The fence does not require thread convergence, which is why it appears inside `if tid == 0` without deadlocking — `qd.simt.block.sync()` would deadlock there; `grid.mem_fence()` is safe.

> **Metal / Vulkan-on-macOS portability:** the example as written above relies on the producer's plain (non-atomic) store `flags[bid] = STATE_AGGREGATE` becoming visible to other workgroups once `grid.mem_fence()` retires. CUDA, AMDGPU, and native Vulkan honor this strictly; Metal (and therefore Vulkan-on-macOS) does **not** — `atomic_thread_fence(memory_scope_device)` only orders atomic accesses across the device. To make this idiom Metal-portable, publish through an atomic store (`qd.atomic_or(flags[bid], STATE_AGGREGATE)`) or split the producer and consumer phases into separate kernel launches.

#### Spin-wait gotcha

Quadrants ndarray reads compile to plain LLVM loads with no ordering or volatility. A naive spin-wait

```python
while flags[prev] == STATE_INVALID:
    pass
```

is therefore unsafe: LLVM's loop-invariant-code-motion will hoist the load out of the loop (the loop body has no aliasing writes), so once the first read sees `STATE_INVALID` the loop never observes the producer's update — it spins forever. Two correct spellings:

- **Fence inside the loop body** (used in the example above):

  ```python
  while flags[prev] == STATE_INVALID:
      qd.simt.grid.mem_fence()
  ```

  The fence has compiler-visible global side effects, which prevents LICM from hoisting the `flags[prev]` load across it; each iteration is forced to re-fetch from global memory. Cost: one fence per spin iteration. Works on CUDA, AMDGPU, and native Vulkan; **does not work on Metal / Vulkan-on-macOS** (the producer's plain store may never become visible — see the portability note above). Use the atomic-load idiom below for Metal-portable code.

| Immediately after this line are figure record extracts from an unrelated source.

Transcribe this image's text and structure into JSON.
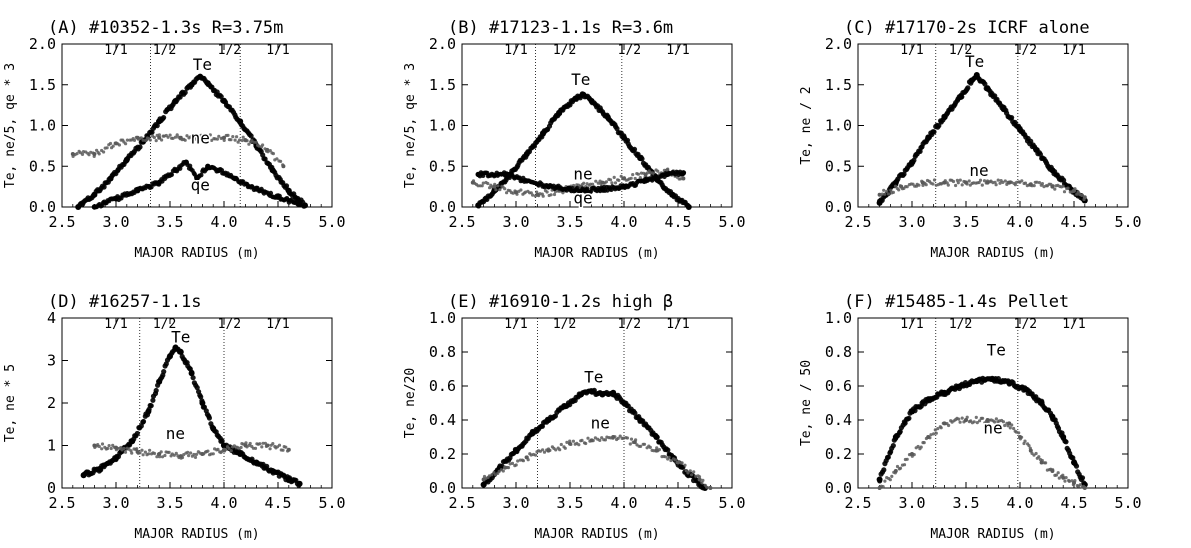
{
  "chart_data": [
    {
      "type": "scatter",
      "title": "(A) #10352-1.3s R=3.75m",
      "xlabel": "MAJOR RADIUS (m)",
      "ylabel": "Te, ne/5, qe * 3",
      "xlim": [
        2.5,
        5.0
      ],
      "ylim": [
        0.0,
        2.0
      ],
      "xticks": [
        "2.5",
        "3.0",
        "3.5",
        "4.0",
        "4.5",
        "5.0"
      ],
      "yticks": [
        "0.0",
        "0.5",
        "1.0",
        "1.5",
        "2.0"
      ],
      "rational_surfaces": {
        "labels": [
          "1/1",
          "1/2",
          "1/2",
          "1/1"
        ],
        "lines": [
          3.32,
          4.15
        ]
      },
      "series": [
        {
          "name": "Te",
          "x": [
            2.65,
            2.8,
            2.95,
            3.1,
            3.25,
            3.4,
            3.55,
            3.7,
            3.78,
            3.85,
            4.0,
            4.15,
            4.3,
            4.45,
            4.6,
            4.75
          ],
          "y": [
            0.0,
            0.15,
            0.35,
            0.58,
            0.8,
            1.05,
            1.3,
            1.5,
            1.6,
            1.52,
            1.3,
            1.05,
            0.75,
            0.45,
            0.2,
            0.02
          ]
        },
        {
          "name": "ne",
          "x": [
            2.6,
            2.8,
            3.0,
            3.2,
            3.4,
            3.6,
            3.8,
            4.0,
            4.2,
            4.4,
            4.55
          ],
          "y": [
            0.65,
            0.65,
            0.78,
            0.85,
            0.85,
            0.85,
            0.85,
            0.85,
            0.82,
            0.7,
            0.5
          ]
        },
        {
          "name": "qe",
          "x": [
            2.8,
            3.0,
            3.2,
            3.4,
            3.55,
            3.65,
            3.75,
            3.85,
            3.95,
            4.1,
            4.3,
            4.5,
            4.7
          ],
          "y": [
            0.0,
            0.1,
            0.2,
            0.3,
            0.45,
            0.55,
            0.35,
            0.5,
            0.45,
            0.35,
            0.22,
            0.12,
            0.03
          ]
        }
      ],
      "labels": [
        {
          "text": "Te",
          "x": 3.8,
          "y": 1.68
        },
        {
          "text": "ne",
          "x": 3.78,
          "y": 0.78
        },
        {
          "text": "qe",
          "x": 3.78,
          "y": 0.2
        }
      ]
    },
    {
      "type": "scatter",
      "title": "(B) #17123-1.1s  R=3.6m",
      "xlabel": "MAJOR RADIUS (m)",
      "ylabel": "Te, ne/5, qe * 3",
      "xlim": [
        2.5,
        5.0
      ],
      "ylim": [
        0.0,
        2.0
      ],
      "xticks": [
        "2.5",
        "3.0",
        "3.5",
        "4.0",
        "4.5",
        "5.0"
      ],
      "yticks": [
        "0.0",
        "0.5",
        "1.0",
        "1.5",
        "2.0"
      ],
      "rational_surfaces": {
        "labels": [
          "1/1",
          "1/2",
          "1/2",
          "1/1"
        ],
        "lines": [
          3.18,
          3.98
        ]
      },
      "series": [
        {
          "name": "Te",
          "x": [
            2.65,
            2.8,
            2.95,
            3.1,
            3.25,
            3.4,
            3.55,
            3.62,
            3.7,
            3.85,
            4.0,
            4.15,
            4.3,
            4.45,
            4.6
          ],
          "y": [
            0.02,
            0.2,
            0.4,
            0.65,
            0.9,
            1.15,
            1.33,
            1.38,
            1.3,
            1.1,
            0.85,
            0.6,
            0.35,
            0.15,
            0.0
          ]
        },
        {
          "name": "ne",
          "x": [
            2.6,
            2.8,
            3.0,
            3.2,
            3.4,
            3.6,
            3.8,
            4.0,
            4.2,
            4.4,
            4.55
          ],
          "y": [
            0.3,
            0.25,
            0.18,
            0.15,
            0.2,
            0.25,
            0.3,
            0.35,
            0.4,
            0.45,
            0.35
          ]
        },
        {
          "name": "qe",
          "x": [
            2.65,
            2.9,
            3.1,
            3.3,
            3.5,
            3.65,
            3.8,
            4.0,
            4.2,
            4.4,
            4.55
          ],
          "y": [
            0.4,
            0.4,
            0.32,
            0.25,
            0.22,
            0.2,
            0.22,
            0.25,
            0.32,
            0.4,
            0.42
          ]
        }
      ],
      "labels": [
        {
          "text": "Te",
          "x": 3.6,
          "y": 1.5
        },
        {
          "text": "ne",
          "x": 3.62,
          "y": 0.34
        },
        {
          "text": "qe",
          "x": 3.62,
          "y": 0.04
        }
      ]
    },
    {
      "type": "scatter",
      "title": "(C) #17170-2s ICRF alone",
      "xlabel": "MAJOR RADIUS (m)",
      "ylabel": "Te, ne / 2",
      "xlim": [
        2.5,
        5.0
      ],
      "ylim": [
        0.0,
        2.0
      ],
      "xticks": [
        "2.5",
        "3.0",
        "3.5",
        "4.0",
        "4.5",
        "5.0"
      ],
      "yticks": [
        "0.0",
        "0.5",
        "1.0",
        "1.5",
        "2.0"
      ],
      "rational_surfaces": {
        "labels": [
          "1/1",
          "1/2",
          "1/2",
          "1/1"
        ],
        "lines": [
          3.22,
          3.98
        ]
      },
      "series": [
        {
          "name": "Te",
          "x": [
            2.7,
            2.85,
            3.0,
            3.15,
            3.3,
            3.45,
            3.55,
            3.6,
            3.7,
            3.85,
            4.0,
            4.15,
            4.3,
            4.45,
            4.6
          ],
          "y": [
            0.05,
            0.3,
            0.55,
            0.85,
            1.1,
            1.35,
            1.55,
            1.62,
            1.45,
            1.2,
            0.95,
            0.7,
            0.45,
            0.25,
            0.08
          ]
        },
        {
          "name": "ne",
          "x": [
            2.7,
            2.9,
            3.1,
            3.3,
            3.5,
            3.7,
            3.9,
            4.1,
            4.3,
            4.5,
            4.6
          ],
          "y": [
            0.15,
            0.25,
            0.3,
            0.3,
            0.3,
            0.3,
            0.3,
            0.28,
            0.25,
            0.2,
            0.12
          ]
        }
      ],
      "labels": [
        {
          "text": "Te",
          "x": 3.58,
          "y": 1.72
        },
        {
          "text": "ne",
          "x": 3.62,
          "y": 0.38
        }
      ]
    },
    {
      "type": "scatter",
      "title": "(D) #16257-1.1s",
      "xlabel": "MAJOR RADIUS (m)",
      "ylabel": "Te, ne * 5",
      "xlim": [
        2.5,
        5.0
      ],
      "ylim": [
        0,
        4
      ],
      "xticks": [
        "2.5",
        "3.0",
        "3.5",
        "4.0",
        "4.5",
        "5.0"
      ],
      "yticks": [
        "0",
        "1",
        "2",
        "3",
        "4"
      ],
      "rational_surfaces": {
        "labels": [
          "1/1",
          "1/2",
          "1/2",
          "1/1"
        ],
        "lines": [
          3.22,
          4.0
        ]
      },
      "series": [
        {
          "name": "Te",
          "x": [
            2.7,
            2.85,
            3.0,
            3.15,
            3.3,
            3.4,
            3.5,
            3.55,
            3.6,
            3.7,
            3.8,
            3.9,
            4.0,
            4.15,
            4.3,
            4.45,
            4.6,
            4.7
          ],
          "y": [
            0.3,
            0.45,
            0.7,
            1.1,
            1.8,
            2.5,
            3.1,
            3.3,
            3.2,
            2.7,
            2.0,
            1.4,
            1.0,
            0.8,
            0.6,
            0.4,
            0.2,
            0.1
          ]
        },
        {
          "name": "ne",
          "x": [
            2.8,
            3.0,
            3.2,
            3.4,
            3.6,
            3.8,
            4.0,
            4.2,
            4.4,
            4.6
          ],
          "y": [
            1.0,
            0.95,
            0.85,
            0.8,
            0.75,
            0.8,
            0.9,
            1.0,
            1.0,
            0.9
          ]
        }
      ],
      "labels": [
        {
          "text": "Te",
          "x": 3.6,
          "y": 3.42
        },
        {
          "text": "ne",
          "x": 3.55,
          "y": 1.15
        }
      ]
    },
    {
      "type": "scatter",
      "title": "(E) #16910-1.2s high β",
      "xlabel": "MAJOR RADIUS (m)",
      "ylabel": "Te, ne/20",
      "xlim": [
        2.5,
        5.0
      ],
      "ylim": [
        0.0,
        1.0
      ],
      "xticks": [
        "2.5",
        "3.0",
        "3.5",
        "4.0",
        "4.5",
        "5.0"
      ],
      "yticks": [
        "0.0",
        "0.2",
        "0.4",
        "0.6",
        "0.8",
        "1.0"
      ],
      "rational_surfaces": {
        "labels": [
          "1/1",
          "1/2",
          "1/2",
          "1/1"
        ],
        "lines": [
          3.2,
          4.0
        ]
      },
      "series": [
        {
          "name": "Te",
          "x": [
            2.7,
            2.85,
            3.0,
            3.15,
            3.3,
            3.45,
            3.6,
            3.7,
            3.8,
            3.9,
            4.0,
            4.15,
            4.3,
            4.45,
            4.6,
            4.75
          ],
          "y": [
            0.02,
            0.12,
            0.22,
            0.32,
            0.4,
            0.48,
            0.55,
            0.57,
            0.55,
            0.56,
            0.5,
            0.4,
            0.3,
            0.18,
            0.08,
            0.0
          ]
        },
        {
          "name": "ne",
          "x": [
            2.7,
            2.9,
            3.1,
            3.3,
            3.5,
            3.7,
            3.9,
            4.1,
            4.3,
            4.5,
            4.7,
            4.8
          ],
          "y": [
            0.05,
            0.12,
            0.18,
            0.22,
            0.26,
            0.28,
            0.3,
            0.27,
            0.22,
            0.15,
            0.05,
            0.0
          ]
        }
      ],
      "labels": [
        {
          "text": "Te",
          "x": 3.72,
          "y": 0.62
        },
        {
          "text": "ne",
          "x": 3.78,
          "y": 0.35
        }
      ]
    },
    {
      "type": "scatter",
      "title": "(F) #15485-1.4s  Pellet",
      "xlabel": "MAJOR RADIUS (m)",
      "ylabel": "Te, ne / 50",
      "xlim": [
        2.5,
        5.0
      ],
      "ylim": [
        0.0,
        1.0
      ],
      "xticks": [
        "2.5",
        "3.0",
        "3.5",
        "4.0",
        "4.5",
        "5.0"
      ],
      "yticks": [
        "0.0",
        "0.2",
        "0.4",
        "0.6",
        "0.8",
        "1.0"
      ],
      "rational_surfaces": {
        "labels": [
          "1/1",
          "1/2",
          "1/2",
          "1/1"
        ],
        "lines": [
          3.22,
          3.98
        ]
      },
      "series": [
        {
          "name": "Te",
          "x": [
            2.7,
            2.85,
            3.0,
            3.15,
            3.3,
            3.45,
            3.6,
            3.75,
            3.9,
            4.05,
            4.2,
            4.3,
            4.4,
            4.5,
            4.6
          ],
          "y": [
            0.05,
            0.3,
            0.45,
            0.52,
            0.56,
            0.6,
            0.63,
            0.64,
            0.62,
            0.58,
            0.5,
            0.42,
            0.3,
            0.15,
            0.02
          ]
        },
        {
          "name": "ne",
          "x": [
            2.7,
            2.85,
            3.0,
            3.15,
            3.3,
            3.5,
            3.7,
            3.9,
            4.0,
            4.1,
            4.2,
            4.3,
            4.4,
            4.5,
            4.6
          ],
          "y": [
            0.0,
            0.1,
            0.2,
            0.3,
            0.38,
            0.4,
            0.4,
            0.38,
            0.3,
            0.22,
            0.15,
            0.1,
            0.06,
            0.03,
            0.0
          ]
        }
      ],
      "labels": [
        {
          "text": "Te",
          "x": 3.78,
          "y": 0.78
        },
        {
          "text": "ne",
          "x": 3.75,
          "y": 0.32
        }
      ]
    }
  ]
}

- **Atomic load via `atomic_or` with zero**:

  ```python
  while qd.atomic_or(flags[prev], 0) == STATE_INVALID:
      pass
  ```

  `qd.atomic_or(x, 0)` is an atomic op that returns the current value without modifying it, which forces a real memory access on every iteration and additionally pins down ordering. Slightly cheaper than a per-iteration full grid fence on most hardware, arguably the cleaner expression of "atomically load this slot", and the only Metal-portable spelling — pair it with an atomic *store* on the producer side (`qd.atomic_or(flags[bid], STATE_AGGREGATE)` instead of a plain store + fence) so that both ends of the handshake go through atomic ops.

## Performance and portability notes

- **GPU-portable.** All four GPU backends implement `grid.mem_fence()` natively (see "Per-backend lowering"). The one residual portability gap is Metal / Vulkan-on-macOS only ordering *atomic* memory accesses across the device — patterns relying on plain stores becoming visible across workgroups must publish through atomics on those targets.
- **Cost scales with the global-cache invalidation domain.** A grid fence drains the L2 (and on some GPUs the L1) caches of all SMs / CUs touching the address. On A100 / H100 the cost is on the order of tens to low hundreds of nanoseconds per call; AMDGPU `acq_rel` agent fences and Vulkan `OpMemoryBarrier(ScopeDevice)` are in the same ballpark on contemporary hardware. In tight loops, prefer batching multiple cross-block updates per fence.
- **Pair with the right ordering of memory ops.** The fence orders the *calling thread*'s memory ops; readers in other blocks need their own fence (or an atomic load) to refresh their view. The producer-fence + consumer-fence pattern is the canonical idiom.
- **Not a substitute for atomics on contended locations.** A fence orders writes but does not serialize them. If multiple blocks write to the same location, you need an atomic regardless of how the fence is placed.

## Related

- `qd.simt.block.*` — the block-scope counterpart, including `qd.simt.block.mem_fence()` (block-scope fence) and `qd.simt.block.sync()` (block-scope barrier).
- `qd.simt.subgroup.*` — subgroup-scope barriers, fences, shuffles, and reductions.
- [parallelization](parallelization.md) — the broader synchronization story; explains how grid-scope fences fit relative to atomics, block barriers, and the kernel boundary.